What determines real truth for me is whether something is true on all levels of reality: the physical, mental, emotional, and spiritual. And for the new space that starts a few inches below my left hip and extends to terra firma, I am discovering that Aristotle’s law holds true in much more expansive ways than simply the addition of a prosthesis. That space has become a gravity field for attention, judgment, curiosity, and my own growth. It has audaciously invited in people, experiences, and new powers to fill it. 

The space has been filled with a new, samurai level of discernment and action. Having conquered my fears to choose amputation over diminished life experience, I am now able to apply the same pristine clarity of thought and commitment relentlessly to all parts of my life. My consciousness is a bloodhound that sniffs out dysfunctional parts of my life and courageously prunes them, untethering me from lingering, festering nonsense so I can focus my energy toward what truly matters.

The space has been filled with an exponentially greater knowing of Spirit, as distinct from Body. I woke up from surgery with a significant part of my body missing but zero diminution of that which I am. If anything, limb loss has stirred even more of me into alert presence, filling the space with exquisite wakefulness. I have discovered elements of self that I never knew were there.

The space has been filled by greater mastery in my vocation as an executive and transformational coach. I more quickly sherpa my clients upward, spending less time at the lower altitude of story and problem and more in the heights of growth and creation. This hypothesis from a client after a session ten days post-amputation: “It’s like the amputation created less body volume so your energy became more condensed and thereby more potent. You go more deep and direct. I like it.”

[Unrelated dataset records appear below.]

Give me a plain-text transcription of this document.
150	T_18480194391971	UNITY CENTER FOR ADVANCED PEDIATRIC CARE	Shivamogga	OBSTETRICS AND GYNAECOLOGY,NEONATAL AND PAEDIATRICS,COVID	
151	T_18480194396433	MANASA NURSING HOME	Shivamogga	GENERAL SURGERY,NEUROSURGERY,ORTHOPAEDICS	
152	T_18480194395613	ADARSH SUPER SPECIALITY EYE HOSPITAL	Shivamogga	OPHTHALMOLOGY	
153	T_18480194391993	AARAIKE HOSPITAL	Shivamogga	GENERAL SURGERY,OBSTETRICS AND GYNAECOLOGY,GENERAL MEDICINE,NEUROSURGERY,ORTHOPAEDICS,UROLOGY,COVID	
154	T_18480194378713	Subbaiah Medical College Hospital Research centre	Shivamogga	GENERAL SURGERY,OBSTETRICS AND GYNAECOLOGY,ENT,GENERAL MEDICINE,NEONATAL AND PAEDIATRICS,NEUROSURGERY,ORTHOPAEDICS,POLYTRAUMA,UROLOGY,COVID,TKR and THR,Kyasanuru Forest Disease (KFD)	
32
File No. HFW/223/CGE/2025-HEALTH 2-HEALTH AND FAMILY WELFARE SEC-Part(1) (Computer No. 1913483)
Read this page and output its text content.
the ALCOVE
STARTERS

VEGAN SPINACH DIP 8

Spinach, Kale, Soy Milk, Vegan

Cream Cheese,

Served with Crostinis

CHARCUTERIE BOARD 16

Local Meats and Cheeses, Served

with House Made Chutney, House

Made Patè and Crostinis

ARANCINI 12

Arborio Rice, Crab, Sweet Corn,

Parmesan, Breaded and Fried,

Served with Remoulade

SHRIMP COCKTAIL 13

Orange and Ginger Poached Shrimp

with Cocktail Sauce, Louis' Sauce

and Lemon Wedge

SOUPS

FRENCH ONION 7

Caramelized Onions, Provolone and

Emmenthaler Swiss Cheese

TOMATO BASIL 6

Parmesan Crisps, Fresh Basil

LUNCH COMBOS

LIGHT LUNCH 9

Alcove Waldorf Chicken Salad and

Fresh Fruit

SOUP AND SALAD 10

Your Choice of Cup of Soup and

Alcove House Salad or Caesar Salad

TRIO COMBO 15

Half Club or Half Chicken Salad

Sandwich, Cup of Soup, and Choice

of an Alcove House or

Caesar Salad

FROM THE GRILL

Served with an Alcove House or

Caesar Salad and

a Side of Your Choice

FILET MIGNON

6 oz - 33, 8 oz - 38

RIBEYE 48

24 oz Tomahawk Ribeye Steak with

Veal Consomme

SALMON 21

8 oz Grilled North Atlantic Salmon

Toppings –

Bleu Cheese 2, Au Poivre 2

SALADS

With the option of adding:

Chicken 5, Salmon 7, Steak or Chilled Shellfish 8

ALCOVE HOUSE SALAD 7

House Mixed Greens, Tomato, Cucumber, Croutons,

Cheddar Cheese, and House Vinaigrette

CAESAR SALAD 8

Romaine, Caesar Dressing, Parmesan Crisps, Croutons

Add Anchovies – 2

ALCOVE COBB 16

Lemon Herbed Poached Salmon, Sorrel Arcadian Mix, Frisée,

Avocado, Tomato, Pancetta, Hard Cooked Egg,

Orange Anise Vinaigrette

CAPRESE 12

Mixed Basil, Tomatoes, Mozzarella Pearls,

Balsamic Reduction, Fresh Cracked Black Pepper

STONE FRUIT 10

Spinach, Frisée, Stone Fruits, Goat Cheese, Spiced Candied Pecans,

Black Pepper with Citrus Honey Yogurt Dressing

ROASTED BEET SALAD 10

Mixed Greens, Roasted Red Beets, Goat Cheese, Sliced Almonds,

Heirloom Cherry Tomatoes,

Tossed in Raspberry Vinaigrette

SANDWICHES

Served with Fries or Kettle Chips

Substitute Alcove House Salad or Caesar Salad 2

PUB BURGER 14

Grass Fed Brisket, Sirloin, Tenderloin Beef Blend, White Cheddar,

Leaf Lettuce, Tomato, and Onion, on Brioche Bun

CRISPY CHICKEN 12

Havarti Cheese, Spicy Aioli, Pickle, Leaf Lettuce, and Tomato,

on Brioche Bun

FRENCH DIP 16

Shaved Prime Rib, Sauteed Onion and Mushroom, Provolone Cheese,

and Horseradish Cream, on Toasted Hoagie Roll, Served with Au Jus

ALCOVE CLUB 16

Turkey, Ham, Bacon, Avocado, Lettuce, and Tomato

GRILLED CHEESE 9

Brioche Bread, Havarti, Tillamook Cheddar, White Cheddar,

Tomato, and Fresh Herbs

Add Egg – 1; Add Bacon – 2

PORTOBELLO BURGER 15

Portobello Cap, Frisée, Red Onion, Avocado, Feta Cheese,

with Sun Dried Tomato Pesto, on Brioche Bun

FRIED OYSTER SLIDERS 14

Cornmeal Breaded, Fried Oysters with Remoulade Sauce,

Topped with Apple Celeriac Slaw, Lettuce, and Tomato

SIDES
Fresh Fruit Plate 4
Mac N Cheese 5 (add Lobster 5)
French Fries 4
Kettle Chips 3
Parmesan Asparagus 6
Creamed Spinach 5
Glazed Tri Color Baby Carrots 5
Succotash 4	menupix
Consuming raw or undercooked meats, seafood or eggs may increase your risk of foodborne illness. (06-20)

The space has been filled with deeper friendship. There was the friend who upon first seeing that space started to weep. I then hugged them, and demonstrated the one they love is still wholly intact. Our conversation took our relationship to a new level of connection, truthfulness, and love.

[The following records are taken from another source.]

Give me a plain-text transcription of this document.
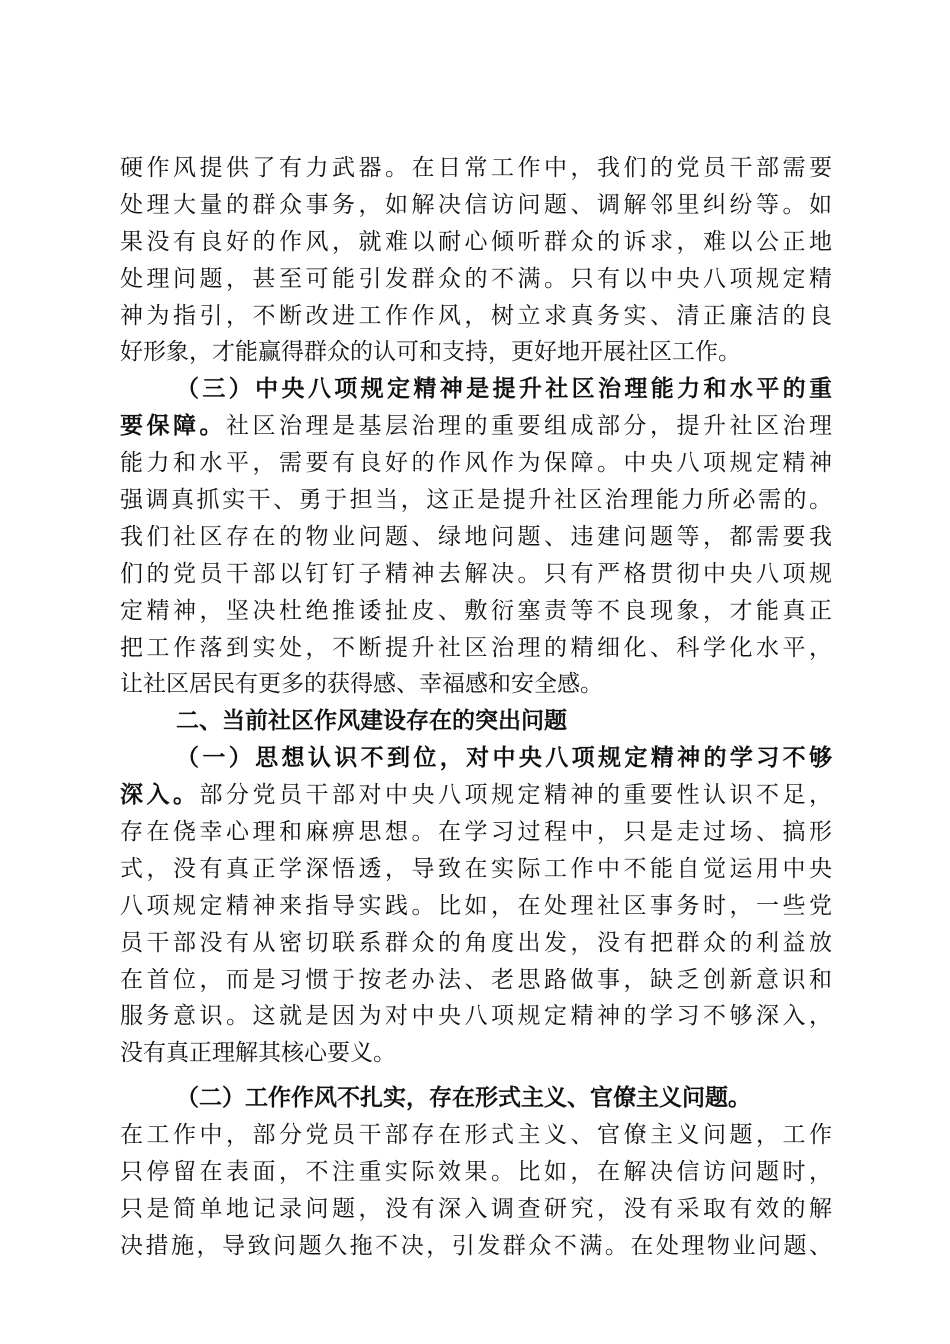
硬作风提供了有力武器。在日常工作中，我们的党员干部需要
处理大量的群众事务，如解决信访问题、调解邻里纠纷等。如
果没有良好的作风，就难以耐心倾听群众的诉求，难以公正地
处理问题，甚至可能引发群众的不满。只有以中央八项规定精
神为指引，不断改进工作作风，树立求真务实、清正廉洁的良
好形象，才能赢得群众的认可和支持，更好地开展社区工作。
（三）中央八项规定精神是提升社区治理能力和水平的重
要保障。社区治理是基层治理的重要组成部分，提升社区治理
能力和水平，需要有良好的作风作为保障。中央八项规定精神
强调真抓实干、勇于担当，这正是提升社区治理能力所必需的。
我们社区存在的物业问题、绿地问题、违建问题等，都需要我
们的党员干部以钉钉子精神去解决。只有严格贯彻中央八项规
定精神，坚决杜绝推诿扯皮、敷衍塞责等不良现象，才能真正
把工作落到实处，不断提升社区治理的精细化、科学化水平，
让社区居民有更多的获得感、幸福感和安全感。
二、当前社区作风建设存在的突出问题
（一）思想认识不到位，对中央八项规定精神的学习不够
深入。部分党员干部对中央八项规定精神的重要性认识不足，
存在侥幸心理和麻痹思想。在学习过程中，只是走过场、搞形
式，没有真正学深悟透，导致在实际工作中不能自觉运用中央
八项规定精神来指导实践。比如，在处理社区事务时，一些党
员干部没有从密切联系群众的角度出发，没有把群众的利益放
在首位，而是习惯于按老办法、老思路做事，缺乏创新意识和
服务意识。这就是因为对中央八项规定精神的学习不够深入，
没有真正理解其核心要义。
（二）工作作风不扎实，存在形式主义、官僚主义问题。
在工作中，部分党员干部存在形式主义、官僚主义问题，工作
只停留在表面，不注重实际效果。比如，在解决信访问题时，
只是简单地记录问题，没有深入调查研究，没有采取有效的解
决措施，导致问题久拖不决，引发群众不满。在处理物业问题、
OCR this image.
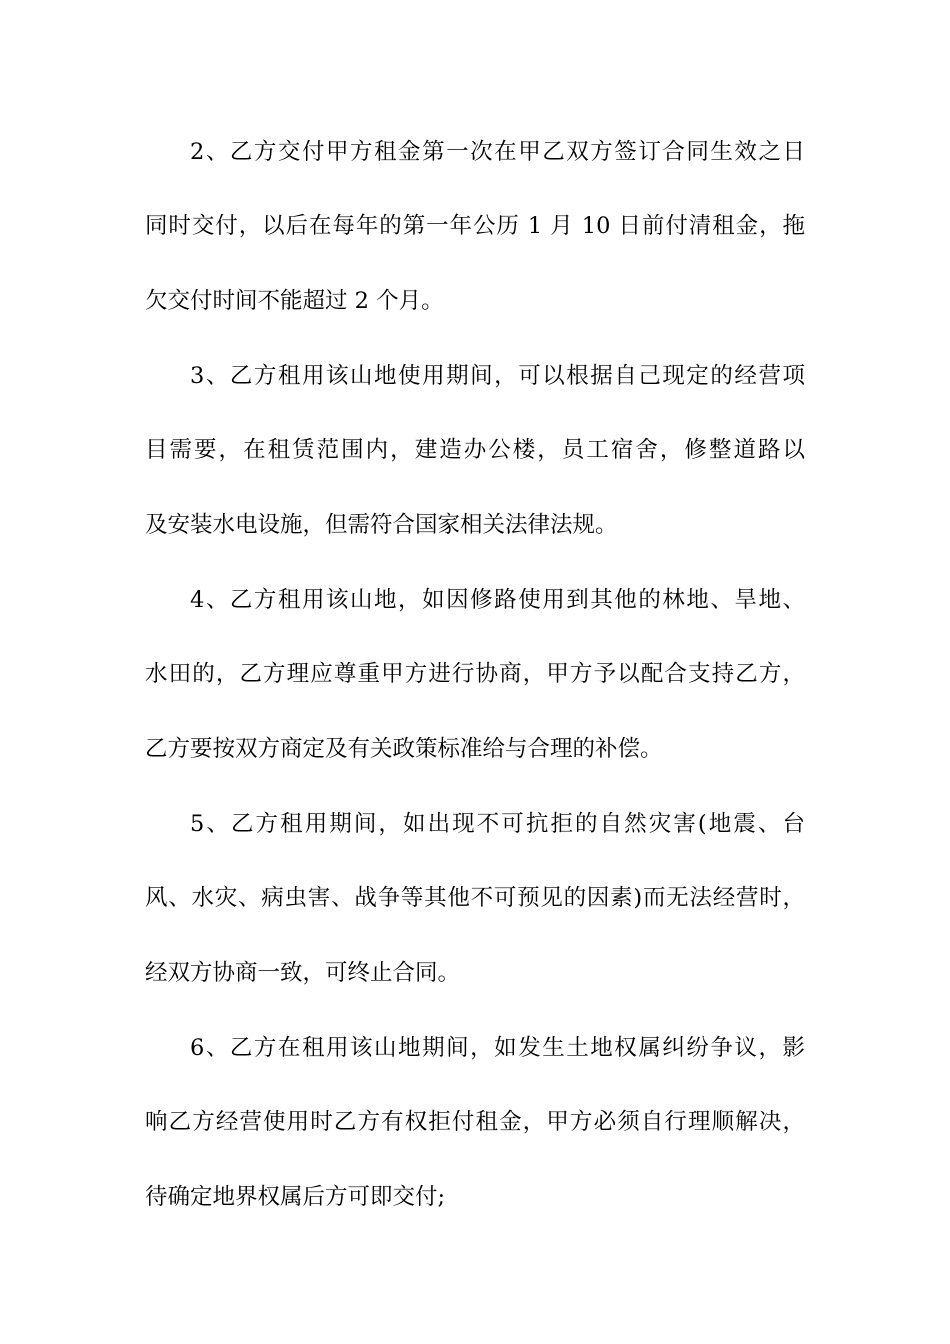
2、乙方交付甲方租金第一次在甲乙双方签订合同生效之日
同时交付，以后在每年的第一年公历 1 月 10 日前付清租金，拖
欠交付时间不能超过 2 个月。
3、乙方租用该山地使用期间，可以根据自己现定的经营项
目需要，在租赁范围内，建造办公楼，员工宿舍，修整道路以
及安装水电设施，但需符合国家相关法律法规。
4、乙方租用该山地，如因修路使用到其他的林地、旱地、
水田的，乙方理应尊重甲方进行协商，甲方予以配合支持乙方，
乙方要按双方商定及有关政策标准给与合理的补偿。
5、乙方租用期间，如出现不可抗拒的自然灾害(地震、台
风、水灾、病虫害、战争等其他不可预见的因素)而无法经营时，
经双方协商一致，可终止合同。
6、乙方在租用该山地期间，如发生土地权属纠纷争议，影
响乙方经营使用时乙方有权拒付租金，甲方必须自行理顺解决，
待确定地界权属后方可即交付;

The space has been filled with an even more profound appreciation of my wife of 33 years, and a deeper connection. For the two months prior to the amputation, when I was bedridden and needed her for everything, she never wavered. I only heard “Oh, stop it!” every time I apologized for being a burden as I handed over another urinal for emptying. 

Recently, the space was filled with the innocent, wondrous curiosity of a four-year-old who, while I stood in line for a movie, pushed his hand into the empty space and asked: “Mister, where you hide your leg?” His delightful question inspired me to ask myself: “Where else in my life can that wondrous curiosity replace fear and anxiety for what I can’t see yet?”

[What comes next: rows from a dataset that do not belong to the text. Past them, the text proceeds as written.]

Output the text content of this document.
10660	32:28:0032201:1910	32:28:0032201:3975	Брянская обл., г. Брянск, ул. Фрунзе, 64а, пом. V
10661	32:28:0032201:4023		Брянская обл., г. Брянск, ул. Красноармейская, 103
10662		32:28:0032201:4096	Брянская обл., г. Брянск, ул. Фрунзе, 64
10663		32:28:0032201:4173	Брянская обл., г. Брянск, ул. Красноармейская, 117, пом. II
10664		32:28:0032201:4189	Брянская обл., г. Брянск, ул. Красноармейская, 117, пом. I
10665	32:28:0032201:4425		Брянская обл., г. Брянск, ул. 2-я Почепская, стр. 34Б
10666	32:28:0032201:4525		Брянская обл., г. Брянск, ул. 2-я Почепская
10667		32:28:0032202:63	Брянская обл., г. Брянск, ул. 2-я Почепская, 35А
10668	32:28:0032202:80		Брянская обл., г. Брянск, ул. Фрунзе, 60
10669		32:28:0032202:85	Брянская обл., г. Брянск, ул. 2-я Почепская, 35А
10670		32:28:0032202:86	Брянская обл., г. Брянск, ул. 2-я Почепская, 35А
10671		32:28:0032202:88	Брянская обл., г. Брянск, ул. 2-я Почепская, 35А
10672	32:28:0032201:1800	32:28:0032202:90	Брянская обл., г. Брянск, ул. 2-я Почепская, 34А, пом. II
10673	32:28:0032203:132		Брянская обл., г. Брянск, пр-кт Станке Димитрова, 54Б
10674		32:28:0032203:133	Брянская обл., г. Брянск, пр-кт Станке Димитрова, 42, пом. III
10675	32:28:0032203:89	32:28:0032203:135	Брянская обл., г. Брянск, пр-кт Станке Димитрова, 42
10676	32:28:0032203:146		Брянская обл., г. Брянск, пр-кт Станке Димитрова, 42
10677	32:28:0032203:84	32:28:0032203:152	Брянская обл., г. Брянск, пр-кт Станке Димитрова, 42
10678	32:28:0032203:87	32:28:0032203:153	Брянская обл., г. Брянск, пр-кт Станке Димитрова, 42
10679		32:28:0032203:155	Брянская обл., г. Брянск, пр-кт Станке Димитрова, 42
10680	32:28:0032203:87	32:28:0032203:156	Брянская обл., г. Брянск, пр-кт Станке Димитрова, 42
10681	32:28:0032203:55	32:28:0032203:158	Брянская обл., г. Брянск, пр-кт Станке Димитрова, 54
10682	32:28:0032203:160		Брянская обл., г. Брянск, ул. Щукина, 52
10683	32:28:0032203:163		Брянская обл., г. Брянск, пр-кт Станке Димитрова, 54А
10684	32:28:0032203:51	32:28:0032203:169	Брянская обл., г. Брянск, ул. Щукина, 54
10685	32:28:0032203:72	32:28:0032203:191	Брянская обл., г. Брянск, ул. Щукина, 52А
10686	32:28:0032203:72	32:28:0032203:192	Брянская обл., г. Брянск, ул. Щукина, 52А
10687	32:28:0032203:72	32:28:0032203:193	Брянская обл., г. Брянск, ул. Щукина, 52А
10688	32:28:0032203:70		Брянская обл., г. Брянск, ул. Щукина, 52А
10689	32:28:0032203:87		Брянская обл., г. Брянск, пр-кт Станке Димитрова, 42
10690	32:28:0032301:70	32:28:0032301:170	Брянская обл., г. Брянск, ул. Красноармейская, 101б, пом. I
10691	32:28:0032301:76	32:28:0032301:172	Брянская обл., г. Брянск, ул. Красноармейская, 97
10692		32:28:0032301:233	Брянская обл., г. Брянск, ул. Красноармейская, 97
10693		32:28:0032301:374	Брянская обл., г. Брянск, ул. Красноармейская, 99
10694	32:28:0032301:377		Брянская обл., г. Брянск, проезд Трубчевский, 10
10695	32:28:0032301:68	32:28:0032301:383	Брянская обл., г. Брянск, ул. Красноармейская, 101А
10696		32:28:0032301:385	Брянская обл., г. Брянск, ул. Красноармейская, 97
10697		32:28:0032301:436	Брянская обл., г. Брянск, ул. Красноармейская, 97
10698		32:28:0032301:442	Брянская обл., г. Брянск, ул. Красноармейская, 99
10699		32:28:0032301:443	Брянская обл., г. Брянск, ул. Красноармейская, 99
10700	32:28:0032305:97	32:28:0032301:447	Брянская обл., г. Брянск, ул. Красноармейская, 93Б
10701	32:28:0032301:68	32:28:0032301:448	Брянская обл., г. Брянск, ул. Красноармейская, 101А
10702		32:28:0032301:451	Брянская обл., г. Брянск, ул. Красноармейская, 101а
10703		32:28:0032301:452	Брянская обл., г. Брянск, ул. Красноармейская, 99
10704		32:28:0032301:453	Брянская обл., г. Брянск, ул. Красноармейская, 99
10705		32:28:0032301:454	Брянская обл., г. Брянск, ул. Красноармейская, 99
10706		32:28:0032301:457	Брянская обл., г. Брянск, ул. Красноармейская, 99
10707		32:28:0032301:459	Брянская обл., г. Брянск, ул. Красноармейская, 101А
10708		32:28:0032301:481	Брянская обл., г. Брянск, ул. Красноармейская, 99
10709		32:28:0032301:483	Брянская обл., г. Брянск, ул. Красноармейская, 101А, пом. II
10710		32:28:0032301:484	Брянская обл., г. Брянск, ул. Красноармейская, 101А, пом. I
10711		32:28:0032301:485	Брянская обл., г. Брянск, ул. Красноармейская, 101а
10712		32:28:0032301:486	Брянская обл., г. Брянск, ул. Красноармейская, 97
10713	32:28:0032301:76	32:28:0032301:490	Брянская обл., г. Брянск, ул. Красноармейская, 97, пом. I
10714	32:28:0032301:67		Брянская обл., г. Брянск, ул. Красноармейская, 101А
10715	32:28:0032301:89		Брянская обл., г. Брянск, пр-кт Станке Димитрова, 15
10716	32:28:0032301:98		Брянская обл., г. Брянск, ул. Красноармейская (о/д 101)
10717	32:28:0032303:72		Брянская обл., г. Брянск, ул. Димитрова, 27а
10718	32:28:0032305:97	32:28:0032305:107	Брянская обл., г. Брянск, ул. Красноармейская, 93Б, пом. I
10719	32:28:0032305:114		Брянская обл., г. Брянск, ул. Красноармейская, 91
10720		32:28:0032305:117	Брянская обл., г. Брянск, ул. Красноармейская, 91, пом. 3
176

Whenever I enter a redwood grove, the trees generously share wisdom. The first time I stumbled into a grove with my leg gone, I dropped my crutches and lay down, my eyes drifting upward. I saw that redwoods do an amazing thing: As they grow taller, they let go of lower limbs to grow new ones up where the sunlight and moisture of the clouds are. The barren bark on the lower half of the tree is starkly interrupted by a new green canopy bursting out above. I smiled at that, because the tree and I are both expressions of the same event we call nature and life. So what is true for redwoods must in some way be true for me. With the cutting away of my lower limb, new limbs are growing higher up—closer to the light that stirs wakefulness, and closer to the moisture that births wisdom.

Then I saw a fairy ring growing nearby. When a mother redwood senses it is dying, it enables saplings to grow from the roots around it. The intention is that new trees will be able to feed off her decaying body—her roots and stump. Where one tree once stood, one now sees a loyal ring of four, five, seven, or more redwoods reaching for the sky in tight formation.

In gratitude and reverence, they surround the stump that birthed them into the world, proudly filling the space above they were invited into, bringing with them countless new possibilities.